Koopmans' condition for density-functional theory

TL;DR

This paper introduces a correction to approximate density functionals that enforces Koopmans' condition, significantly reducing self-interaction errors and improving the accuracy of orbital energies and total energies in density-functional theory.

Contribution

It derives a non-Koopmans correction that eliminates unphysical occupation dependence of orbital energies up to third order, enhancing the physical realism of density-functional approximations.

Findings

Corrected functionals align orbital energies with experimental electron removal energies.

The correction achieves accuracy comparable to GW methods.
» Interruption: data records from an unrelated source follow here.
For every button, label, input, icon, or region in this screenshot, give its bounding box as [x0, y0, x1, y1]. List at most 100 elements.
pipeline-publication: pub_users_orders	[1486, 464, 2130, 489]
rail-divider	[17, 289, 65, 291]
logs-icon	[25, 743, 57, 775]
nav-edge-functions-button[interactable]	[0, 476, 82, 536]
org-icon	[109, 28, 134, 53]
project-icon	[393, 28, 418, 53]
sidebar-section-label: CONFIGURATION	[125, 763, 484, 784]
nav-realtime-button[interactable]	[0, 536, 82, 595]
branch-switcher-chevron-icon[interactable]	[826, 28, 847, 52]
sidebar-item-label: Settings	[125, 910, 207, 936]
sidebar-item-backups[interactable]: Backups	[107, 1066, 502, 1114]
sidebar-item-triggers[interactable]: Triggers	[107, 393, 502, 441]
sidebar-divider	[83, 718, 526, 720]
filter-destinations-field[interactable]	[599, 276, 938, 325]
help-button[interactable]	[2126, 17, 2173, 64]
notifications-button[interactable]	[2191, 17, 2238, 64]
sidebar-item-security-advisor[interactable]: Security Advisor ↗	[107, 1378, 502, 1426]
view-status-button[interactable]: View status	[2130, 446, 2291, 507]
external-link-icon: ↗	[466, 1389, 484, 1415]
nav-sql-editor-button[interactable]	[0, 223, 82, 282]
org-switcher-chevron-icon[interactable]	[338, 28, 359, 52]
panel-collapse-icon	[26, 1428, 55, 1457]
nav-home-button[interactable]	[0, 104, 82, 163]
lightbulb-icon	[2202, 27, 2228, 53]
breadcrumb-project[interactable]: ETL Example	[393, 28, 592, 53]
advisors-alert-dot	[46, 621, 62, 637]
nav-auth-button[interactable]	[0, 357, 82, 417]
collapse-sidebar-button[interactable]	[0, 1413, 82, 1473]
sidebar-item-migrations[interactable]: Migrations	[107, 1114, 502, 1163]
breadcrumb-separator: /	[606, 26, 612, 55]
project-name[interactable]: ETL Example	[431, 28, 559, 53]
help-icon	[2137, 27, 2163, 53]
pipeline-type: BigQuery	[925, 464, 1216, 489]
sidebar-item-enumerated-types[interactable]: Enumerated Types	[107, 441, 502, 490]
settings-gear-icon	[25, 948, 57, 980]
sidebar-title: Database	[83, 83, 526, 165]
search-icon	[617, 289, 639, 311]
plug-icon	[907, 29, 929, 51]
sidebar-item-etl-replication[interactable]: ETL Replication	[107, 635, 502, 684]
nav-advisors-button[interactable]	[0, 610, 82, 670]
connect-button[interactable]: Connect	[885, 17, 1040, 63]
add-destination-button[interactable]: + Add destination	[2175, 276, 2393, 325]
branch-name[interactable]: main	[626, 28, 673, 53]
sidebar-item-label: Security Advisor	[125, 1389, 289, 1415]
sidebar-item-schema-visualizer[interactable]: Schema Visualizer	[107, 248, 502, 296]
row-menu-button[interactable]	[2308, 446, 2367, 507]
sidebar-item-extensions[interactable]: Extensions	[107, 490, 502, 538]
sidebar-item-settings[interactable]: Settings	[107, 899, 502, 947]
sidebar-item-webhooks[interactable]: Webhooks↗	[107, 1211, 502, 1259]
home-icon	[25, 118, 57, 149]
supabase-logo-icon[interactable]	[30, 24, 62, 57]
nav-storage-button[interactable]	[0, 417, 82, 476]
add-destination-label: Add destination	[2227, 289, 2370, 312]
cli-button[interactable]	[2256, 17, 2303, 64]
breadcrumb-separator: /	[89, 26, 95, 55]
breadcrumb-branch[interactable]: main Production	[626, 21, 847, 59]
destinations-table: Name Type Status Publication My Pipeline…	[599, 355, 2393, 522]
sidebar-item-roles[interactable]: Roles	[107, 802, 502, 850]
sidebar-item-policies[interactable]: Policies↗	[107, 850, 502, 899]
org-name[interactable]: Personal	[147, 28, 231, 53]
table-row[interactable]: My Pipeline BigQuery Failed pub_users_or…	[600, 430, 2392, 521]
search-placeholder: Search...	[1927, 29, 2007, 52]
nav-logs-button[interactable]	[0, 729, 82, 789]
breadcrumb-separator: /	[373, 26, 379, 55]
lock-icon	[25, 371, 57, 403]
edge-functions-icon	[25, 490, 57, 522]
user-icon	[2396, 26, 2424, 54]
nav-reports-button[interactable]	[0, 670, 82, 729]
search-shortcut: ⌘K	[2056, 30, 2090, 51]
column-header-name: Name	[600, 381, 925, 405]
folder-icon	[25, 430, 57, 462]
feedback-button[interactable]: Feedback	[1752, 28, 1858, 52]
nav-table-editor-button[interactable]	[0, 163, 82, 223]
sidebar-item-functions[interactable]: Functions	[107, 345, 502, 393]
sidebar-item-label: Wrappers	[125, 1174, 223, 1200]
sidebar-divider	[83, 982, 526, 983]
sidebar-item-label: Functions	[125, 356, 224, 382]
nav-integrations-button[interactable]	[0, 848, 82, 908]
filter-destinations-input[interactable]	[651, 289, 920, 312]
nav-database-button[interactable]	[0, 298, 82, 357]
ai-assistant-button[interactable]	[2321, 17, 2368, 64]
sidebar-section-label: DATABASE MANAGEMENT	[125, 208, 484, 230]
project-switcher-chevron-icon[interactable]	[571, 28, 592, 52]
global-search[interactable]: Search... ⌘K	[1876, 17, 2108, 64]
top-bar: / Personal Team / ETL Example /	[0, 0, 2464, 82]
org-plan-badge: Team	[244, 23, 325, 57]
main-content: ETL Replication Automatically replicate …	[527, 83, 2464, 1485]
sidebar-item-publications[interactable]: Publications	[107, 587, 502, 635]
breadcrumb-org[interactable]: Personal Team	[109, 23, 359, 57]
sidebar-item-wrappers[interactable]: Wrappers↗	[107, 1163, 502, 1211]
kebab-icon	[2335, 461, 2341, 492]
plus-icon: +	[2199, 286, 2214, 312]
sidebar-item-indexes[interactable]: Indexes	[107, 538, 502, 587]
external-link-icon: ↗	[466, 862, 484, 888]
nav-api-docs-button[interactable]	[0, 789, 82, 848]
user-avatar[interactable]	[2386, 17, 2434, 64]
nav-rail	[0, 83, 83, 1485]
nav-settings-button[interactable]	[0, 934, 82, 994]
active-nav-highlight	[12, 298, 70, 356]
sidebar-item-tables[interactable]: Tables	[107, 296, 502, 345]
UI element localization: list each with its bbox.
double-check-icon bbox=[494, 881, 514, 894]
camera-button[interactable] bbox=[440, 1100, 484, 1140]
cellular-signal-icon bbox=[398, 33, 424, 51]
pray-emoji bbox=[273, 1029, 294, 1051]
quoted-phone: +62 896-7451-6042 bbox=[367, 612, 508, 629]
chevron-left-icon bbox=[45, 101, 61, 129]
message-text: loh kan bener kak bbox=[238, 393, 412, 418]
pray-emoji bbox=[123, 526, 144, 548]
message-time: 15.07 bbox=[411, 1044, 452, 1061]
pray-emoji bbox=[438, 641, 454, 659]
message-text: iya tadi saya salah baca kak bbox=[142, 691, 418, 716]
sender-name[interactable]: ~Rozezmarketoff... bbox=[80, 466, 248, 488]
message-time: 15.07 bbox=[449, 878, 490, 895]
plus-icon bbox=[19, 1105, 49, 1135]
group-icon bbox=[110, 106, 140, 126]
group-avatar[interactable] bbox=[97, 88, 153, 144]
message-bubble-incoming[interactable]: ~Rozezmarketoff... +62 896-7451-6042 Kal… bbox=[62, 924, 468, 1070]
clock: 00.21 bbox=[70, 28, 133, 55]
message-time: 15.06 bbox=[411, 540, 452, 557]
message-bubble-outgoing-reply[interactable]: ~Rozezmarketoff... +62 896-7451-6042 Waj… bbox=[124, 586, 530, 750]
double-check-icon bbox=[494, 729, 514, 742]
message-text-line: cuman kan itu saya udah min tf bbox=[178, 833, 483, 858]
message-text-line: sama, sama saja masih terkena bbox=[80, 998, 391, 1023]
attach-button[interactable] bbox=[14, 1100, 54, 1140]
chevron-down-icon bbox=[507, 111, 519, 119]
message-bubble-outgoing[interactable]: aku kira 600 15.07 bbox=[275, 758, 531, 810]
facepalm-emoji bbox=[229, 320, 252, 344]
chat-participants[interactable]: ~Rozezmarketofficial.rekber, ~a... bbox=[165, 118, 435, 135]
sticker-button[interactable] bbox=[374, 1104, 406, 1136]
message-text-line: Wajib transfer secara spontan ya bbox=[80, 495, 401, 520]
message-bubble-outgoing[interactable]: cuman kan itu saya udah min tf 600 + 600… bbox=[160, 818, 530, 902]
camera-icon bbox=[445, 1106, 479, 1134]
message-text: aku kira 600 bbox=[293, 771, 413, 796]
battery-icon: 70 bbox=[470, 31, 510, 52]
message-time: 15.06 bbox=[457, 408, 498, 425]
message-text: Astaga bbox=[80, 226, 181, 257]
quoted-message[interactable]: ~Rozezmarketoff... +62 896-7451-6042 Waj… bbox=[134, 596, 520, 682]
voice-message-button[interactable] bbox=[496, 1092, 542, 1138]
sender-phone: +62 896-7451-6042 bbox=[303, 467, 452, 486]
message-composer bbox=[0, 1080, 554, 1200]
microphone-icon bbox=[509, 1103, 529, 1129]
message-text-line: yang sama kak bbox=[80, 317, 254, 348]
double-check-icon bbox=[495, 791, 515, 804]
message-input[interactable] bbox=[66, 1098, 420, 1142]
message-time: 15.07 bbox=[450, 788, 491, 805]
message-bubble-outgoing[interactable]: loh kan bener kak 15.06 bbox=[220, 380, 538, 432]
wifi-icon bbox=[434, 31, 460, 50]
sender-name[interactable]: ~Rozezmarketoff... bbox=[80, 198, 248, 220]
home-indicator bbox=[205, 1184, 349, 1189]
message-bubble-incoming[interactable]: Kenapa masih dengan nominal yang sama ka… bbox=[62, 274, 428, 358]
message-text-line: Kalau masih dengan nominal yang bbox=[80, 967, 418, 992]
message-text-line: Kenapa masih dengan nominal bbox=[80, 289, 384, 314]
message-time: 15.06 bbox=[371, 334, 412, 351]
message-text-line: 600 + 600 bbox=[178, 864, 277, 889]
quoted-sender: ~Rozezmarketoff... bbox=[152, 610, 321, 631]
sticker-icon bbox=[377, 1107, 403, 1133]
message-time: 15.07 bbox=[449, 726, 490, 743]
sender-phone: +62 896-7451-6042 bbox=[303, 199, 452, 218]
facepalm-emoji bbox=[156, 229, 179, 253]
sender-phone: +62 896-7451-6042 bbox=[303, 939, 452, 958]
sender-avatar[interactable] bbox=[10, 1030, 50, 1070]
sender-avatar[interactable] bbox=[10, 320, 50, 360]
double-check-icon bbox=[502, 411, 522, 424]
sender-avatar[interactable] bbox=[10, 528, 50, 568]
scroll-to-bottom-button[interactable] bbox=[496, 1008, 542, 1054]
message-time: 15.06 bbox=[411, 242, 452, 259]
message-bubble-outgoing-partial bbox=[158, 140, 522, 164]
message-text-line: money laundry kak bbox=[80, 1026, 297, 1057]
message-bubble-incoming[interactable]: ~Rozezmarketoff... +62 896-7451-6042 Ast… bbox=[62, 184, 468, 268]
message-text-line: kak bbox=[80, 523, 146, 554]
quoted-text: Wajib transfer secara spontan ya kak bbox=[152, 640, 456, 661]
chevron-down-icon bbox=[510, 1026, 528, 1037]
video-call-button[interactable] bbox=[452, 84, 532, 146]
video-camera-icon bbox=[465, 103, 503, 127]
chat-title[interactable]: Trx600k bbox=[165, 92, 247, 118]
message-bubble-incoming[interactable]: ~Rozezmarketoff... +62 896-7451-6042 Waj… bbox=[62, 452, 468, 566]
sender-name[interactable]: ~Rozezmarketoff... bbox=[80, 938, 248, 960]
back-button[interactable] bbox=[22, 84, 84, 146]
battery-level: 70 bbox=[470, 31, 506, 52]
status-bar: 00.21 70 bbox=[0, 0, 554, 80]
Structural property predictions are preserved or improved.

Abstract

In approximate Kohn-Sham density-functional theory, self-interaction manifests itself as the dependence of the energy of an orbital on its fractional occupation. This unphysical behavior translates into qualitative and quantitative errors that pervade many fundamental aspects of density-functional predictions. Here, we first examine self-interaction in terms of the discrepancy between total and partial electron removal energies, and then highlight the importance of imposing the generalized Koopmans' condition -- that identifies orbital energies as opposite total electron removal energies -- to resolve this discrepancy. In the process, we derive a correction to approximate functionals that, in the frozen-orbital approximation, eliminates the unphysical occupation dependence of orbital energies up to the third order in the single-particle densities. This non-Koopmans correction brings physical meaning to single-particle energies; when applied to common local or semilocal density functionals it provides results that are in excellent agreement with experimental data -- with an accuracy comparable to that of GW many-body perturbation theory -- while providing an explicit total energy functional that preserves or improves on the description of established structural properties.